Sunday, June 5, 2011

"What the hell kind of recession is that?"

While the bulk of the population suffers, corporate profits have soared, Jazzabumpa writes. BING! and I'm off.

This is "Corporate Profits After Tax" from FRED:

Graph #1

Up, up and away. Not sure what Jazz refers to as "profits have soared". Maybe the recent rebound from the depths of recession? Maybe the more-than-doubling that occurred in the mid-2000s? Maybe just the general uptrend? One or both of the more recent two, I suspect.

But Graph #1 provides no context.
// And now I will lead you astray.
Below is corporate profits relative to GDP:

Graph #2

Wartime profits at a high level, but falling into the early 1950s... Then rough stability until around 1980... Followed by a decline until about 1986-87... Then a significant upward trend from a low of 3% to a peak of over 10%, followed by a painful moment during the recent recession, and a quick bounce back up to 9½%.

Hm.
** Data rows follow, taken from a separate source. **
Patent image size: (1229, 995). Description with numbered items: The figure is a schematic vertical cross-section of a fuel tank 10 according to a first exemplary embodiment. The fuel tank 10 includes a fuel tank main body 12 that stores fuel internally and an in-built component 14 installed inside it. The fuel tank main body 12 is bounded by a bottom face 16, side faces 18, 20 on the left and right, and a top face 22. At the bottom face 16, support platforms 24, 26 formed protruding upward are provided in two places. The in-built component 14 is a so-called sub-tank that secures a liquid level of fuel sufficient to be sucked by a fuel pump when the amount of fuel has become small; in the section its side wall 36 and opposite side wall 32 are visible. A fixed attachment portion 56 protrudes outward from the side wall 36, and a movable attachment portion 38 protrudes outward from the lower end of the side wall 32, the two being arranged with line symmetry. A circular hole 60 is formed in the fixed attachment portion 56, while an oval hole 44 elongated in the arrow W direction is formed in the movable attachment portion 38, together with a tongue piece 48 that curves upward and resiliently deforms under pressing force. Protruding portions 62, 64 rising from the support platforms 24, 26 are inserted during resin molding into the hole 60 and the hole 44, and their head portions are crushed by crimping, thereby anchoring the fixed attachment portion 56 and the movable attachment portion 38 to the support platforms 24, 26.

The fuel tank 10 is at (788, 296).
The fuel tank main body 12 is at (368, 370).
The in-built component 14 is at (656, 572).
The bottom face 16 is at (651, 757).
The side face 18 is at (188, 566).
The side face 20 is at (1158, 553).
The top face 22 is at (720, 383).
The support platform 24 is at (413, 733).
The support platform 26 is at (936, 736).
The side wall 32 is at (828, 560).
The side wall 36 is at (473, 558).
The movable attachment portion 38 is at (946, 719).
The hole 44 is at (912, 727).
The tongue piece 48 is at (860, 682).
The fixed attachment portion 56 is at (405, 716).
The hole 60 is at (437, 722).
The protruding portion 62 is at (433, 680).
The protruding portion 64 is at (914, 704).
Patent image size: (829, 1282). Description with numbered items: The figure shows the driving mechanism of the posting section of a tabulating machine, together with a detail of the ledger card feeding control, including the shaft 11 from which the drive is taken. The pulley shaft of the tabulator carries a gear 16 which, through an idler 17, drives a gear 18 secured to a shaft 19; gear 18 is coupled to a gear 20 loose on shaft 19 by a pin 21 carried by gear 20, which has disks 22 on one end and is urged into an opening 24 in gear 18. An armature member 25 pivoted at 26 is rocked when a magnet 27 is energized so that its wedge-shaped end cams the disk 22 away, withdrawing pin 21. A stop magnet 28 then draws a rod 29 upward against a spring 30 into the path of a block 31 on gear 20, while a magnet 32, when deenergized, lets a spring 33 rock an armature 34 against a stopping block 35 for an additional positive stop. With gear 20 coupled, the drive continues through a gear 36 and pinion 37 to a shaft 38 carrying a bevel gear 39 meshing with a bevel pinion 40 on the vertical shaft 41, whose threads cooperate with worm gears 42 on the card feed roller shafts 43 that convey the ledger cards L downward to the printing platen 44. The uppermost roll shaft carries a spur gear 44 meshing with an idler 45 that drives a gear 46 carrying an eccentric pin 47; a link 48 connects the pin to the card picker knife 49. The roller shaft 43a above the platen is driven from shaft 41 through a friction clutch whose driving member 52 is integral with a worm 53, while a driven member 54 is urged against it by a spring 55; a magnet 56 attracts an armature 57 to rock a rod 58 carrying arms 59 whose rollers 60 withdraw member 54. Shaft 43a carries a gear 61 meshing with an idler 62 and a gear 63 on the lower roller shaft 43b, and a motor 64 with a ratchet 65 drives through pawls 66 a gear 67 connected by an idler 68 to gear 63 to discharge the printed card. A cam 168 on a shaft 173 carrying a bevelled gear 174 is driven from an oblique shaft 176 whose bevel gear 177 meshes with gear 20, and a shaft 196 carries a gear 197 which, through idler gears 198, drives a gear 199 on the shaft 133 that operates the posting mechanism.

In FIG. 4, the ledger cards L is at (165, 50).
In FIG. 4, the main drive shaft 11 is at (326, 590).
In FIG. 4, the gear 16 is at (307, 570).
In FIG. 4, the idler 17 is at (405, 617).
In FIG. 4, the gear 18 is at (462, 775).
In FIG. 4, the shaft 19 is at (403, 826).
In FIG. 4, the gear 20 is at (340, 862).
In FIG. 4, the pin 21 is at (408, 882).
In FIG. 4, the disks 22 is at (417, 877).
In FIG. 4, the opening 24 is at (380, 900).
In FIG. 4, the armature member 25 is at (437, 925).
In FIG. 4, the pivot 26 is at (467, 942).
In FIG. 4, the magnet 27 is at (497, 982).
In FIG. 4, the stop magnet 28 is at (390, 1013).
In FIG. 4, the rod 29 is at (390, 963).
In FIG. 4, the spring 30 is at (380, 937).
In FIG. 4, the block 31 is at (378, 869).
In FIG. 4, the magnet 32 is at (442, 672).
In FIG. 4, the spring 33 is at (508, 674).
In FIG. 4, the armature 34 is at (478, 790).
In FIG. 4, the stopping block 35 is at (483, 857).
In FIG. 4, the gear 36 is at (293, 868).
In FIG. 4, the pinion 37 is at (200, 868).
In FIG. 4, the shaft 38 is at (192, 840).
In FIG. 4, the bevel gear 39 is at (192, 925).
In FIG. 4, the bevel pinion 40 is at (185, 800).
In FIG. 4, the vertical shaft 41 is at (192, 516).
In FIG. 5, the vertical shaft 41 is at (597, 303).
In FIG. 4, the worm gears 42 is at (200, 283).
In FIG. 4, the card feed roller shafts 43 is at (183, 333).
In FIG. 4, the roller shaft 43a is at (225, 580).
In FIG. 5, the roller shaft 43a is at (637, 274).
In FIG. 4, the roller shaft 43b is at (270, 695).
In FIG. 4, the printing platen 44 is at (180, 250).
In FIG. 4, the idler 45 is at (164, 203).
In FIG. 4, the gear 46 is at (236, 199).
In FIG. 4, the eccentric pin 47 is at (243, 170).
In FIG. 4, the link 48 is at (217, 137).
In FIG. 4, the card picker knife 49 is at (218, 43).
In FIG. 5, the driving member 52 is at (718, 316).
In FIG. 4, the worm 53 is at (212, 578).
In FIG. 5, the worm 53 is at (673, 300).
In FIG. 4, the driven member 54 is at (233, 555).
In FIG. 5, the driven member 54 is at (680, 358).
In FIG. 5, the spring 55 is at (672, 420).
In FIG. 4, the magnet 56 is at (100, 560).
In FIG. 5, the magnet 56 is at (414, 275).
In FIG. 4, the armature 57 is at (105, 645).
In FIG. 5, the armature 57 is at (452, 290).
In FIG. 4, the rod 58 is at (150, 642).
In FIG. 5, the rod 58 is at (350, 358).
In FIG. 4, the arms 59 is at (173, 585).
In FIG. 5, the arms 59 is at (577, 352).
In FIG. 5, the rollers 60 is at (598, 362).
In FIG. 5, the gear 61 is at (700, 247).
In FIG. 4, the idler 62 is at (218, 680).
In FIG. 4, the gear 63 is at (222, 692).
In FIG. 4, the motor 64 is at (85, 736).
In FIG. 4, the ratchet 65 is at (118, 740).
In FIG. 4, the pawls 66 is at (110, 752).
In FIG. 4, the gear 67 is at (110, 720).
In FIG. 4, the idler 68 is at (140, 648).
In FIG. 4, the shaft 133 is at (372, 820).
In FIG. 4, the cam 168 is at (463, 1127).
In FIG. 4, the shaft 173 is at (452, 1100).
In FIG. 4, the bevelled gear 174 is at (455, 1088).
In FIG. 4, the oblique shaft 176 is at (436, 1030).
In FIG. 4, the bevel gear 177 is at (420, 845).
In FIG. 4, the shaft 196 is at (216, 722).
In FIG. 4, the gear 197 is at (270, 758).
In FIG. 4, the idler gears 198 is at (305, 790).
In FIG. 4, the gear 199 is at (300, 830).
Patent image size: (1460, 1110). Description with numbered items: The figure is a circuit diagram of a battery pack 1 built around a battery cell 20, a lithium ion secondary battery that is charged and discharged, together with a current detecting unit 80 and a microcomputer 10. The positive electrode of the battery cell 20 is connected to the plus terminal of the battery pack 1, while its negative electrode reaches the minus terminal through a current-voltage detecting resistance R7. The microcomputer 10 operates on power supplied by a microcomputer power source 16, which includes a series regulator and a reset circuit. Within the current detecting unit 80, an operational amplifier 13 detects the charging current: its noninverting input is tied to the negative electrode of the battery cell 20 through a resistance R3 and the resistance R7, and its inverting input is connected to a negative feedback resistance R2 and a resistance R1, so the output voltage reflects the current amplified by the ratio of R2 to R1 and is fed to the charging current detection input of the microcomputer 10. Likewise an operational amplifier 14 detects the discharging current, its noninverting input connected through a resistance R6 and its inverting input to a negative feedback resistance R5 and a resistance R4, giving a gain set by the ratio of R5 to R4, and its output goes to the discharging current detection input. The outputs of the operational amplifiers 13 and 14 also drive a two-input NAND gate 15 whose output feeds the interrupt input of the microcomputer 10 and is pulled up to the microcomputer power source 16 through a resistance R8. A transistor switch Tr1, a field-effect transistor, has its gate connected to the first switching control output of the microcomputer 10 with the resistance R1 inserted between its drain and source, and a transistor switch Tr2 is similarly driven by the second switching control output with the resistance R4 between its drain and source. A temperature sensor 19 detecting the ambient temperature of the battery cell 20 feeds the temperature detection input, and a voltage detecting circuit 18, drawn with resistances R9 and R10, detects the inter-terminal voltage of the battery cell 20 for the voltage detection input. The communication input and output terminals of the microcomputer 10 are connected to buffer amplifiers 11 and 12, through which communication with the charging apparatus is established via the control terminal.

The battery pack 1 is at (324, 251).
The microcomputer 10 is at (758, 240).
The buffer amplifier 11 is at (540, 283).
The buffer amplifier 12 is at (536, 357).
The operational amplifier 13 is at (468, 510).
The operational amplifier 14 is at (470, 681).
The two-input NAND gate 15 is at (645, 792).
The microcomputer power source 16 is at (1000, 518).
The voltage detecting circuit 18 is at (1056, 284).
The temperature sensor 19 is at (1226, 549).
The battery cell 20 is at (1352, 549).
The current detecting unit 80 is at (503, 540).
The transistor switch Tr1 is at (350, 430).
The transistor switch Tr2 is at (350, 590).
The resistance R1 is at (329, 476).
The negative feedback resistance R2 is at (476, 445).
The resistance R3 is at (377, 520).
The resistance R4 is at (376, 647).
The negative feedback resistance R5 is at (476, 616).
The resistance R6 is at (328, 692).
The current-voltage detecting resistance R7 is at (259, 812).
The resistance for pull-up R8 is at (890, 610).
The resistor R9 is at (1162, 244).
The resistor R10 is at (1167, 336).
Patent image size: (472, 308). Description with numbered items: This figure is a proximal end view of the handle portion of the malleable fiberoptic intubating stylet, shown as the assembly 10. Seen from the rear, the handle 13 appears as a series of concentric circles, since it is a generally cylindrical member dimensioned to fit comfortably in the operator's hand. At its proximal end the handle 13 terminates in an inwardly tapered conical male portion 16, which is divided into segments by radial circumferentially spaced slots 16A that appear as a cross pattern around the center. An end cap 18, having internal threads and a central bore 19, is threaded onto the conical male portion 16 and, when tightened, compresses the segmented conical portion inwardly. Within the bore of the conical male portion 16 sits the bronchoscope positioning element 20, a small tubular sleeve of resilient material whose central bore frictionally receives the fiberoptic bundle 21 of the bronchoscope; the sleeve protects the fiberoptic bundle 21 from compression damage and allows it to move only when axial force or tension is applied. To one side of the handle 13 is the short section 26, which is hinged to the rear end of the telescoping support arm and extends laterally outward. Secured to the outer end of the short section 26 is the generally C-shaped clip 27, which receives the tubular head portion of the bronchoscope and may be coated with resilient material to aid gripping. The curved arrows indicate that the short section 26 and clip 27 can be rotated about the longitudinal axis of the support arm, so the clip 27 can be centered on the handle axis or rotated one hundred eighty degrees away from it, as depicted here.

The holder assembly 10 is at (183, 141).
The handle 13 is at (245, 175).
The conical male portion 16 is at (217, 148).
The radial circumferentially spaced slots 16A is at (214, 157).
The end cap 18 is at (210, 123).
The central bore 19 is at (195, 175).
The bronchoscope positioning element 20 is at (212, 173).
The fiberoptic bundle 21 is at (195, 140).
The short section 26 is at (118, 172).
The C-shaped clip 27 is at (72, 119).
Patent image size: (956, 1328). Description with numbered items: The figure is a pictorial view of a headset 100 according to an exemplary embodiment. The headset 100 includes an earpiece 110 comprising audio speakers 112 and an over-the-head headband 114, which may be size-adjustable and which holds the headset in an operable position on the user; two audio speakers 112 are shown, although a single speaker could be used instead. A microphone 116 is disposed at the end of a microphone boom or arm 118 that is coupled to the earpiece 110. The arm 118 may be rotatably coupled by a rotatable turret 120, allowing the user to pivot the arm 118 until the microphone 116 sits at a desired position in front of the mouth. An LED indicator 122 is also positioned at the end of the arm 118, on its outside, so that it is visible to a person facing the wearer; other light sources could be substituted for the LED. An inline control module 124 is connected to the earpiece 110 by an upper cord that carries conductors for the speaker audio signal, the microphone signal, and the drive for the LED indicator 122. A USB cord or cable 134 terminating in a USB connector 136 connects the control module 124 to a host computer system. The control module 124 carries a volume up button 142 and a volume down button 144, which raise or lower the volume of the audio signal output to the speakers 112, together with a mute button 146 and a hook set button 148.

Not at all what I expected to see. But it has been a long time since I looked at corporate profits.

I am not pleased with the context I put profits in, for Graph #2. GDP is the "size" of the economy and everything gets compared to it. So I did the quick-and-dirty thing, and used GDP for the context. But that ain't right.

Profits were up over 6% of GDP in the mid-1950s and mid-'60s, when the economy was very good. Profits were up over 6% of GDP in the mid-'70s, when the economy was not very good. And profits went up over 6% of GDP by the mid-'90s, when the economy was just so-so. So is 6% profit good? or bad? or indifferent?

In the second half of the '90s, when the economy gave its best performance in a long time, profits fell. But when the economy was good, profits should have been rising.

Then again, profits reached a new high in the mid-2000s. Unemployment should have reached an all-time low. Yet that is not what happened.

None of this makes sense. When the economy is good, profits should be good. And when profits are good, the economy should be good.

Here's the trouble: GDP is exactly the wrong context for profits. What the graph shows, more clearly than most graphs, is the denominator effect. When the economy grows, the expanding denominator makes the trend line fall. When the economy does poorly, a shrinking denominator makes the trend line rise.

The graph doesn't show the changes in profit; it shows the effect of changes in GDP. The graph is junk.

Adam Smith had an interesting observation about profits:

The profits of stock, it may perhaps be thought, are only a different name for the wages of a particular sort of labour, the labour of inspection and direction. They are, however, altogether different, are regulated by quite different principles, and bear no proportion to the quantity, the hardship, or the ingenuity of this supposed labour of inspection and direction. They are regulated altogether by the value of the stock employed, and are greater or smaller in proportion to the extent of this stock.
The Wealth of Nations, Book One, Chapter VI: "Of the Component Parts of the Price of Commodities"

The proper context against which to look at corporate profit, according to Adam Smith, is the investment required to generate that profit. Not GDP.

1 comment:

Jazzbumpa said...

"profits have soared"

Yes the rebound from the depths, in the latest jobless non-recovery; though the other two aspects are relevant to the larger perspective.

But your second graph is not garbage. The context is relevant. It's just that with any time series ratio, you need to be very careful about what conclusions you draw.

One could posit that in normal times, the profit/GDP ratio runs between 3 (or 4) and about 7% - sort of a Hauser's canard - er, tautology . . . I mean Law analog.

What this suggests is that the last decade really is extraordinary. Putting graph 1 on a log scale would be interesting.

But the truth is that Corporate profits really have soared while the rest of us have suffered. Indeed, there is a huge shift, starting in the mid 80's, of all times. And there is your great stagnation.

The corollaries are the slow, steady decline in median income, and the decline in wealth capture by the working class.

You can look at an observable phenomenon in a variety of contexts. This one tells a rather interesting story, and is actually a rather nice piece of work.

The next thing to look at might be how all that profit is distributed among sectors.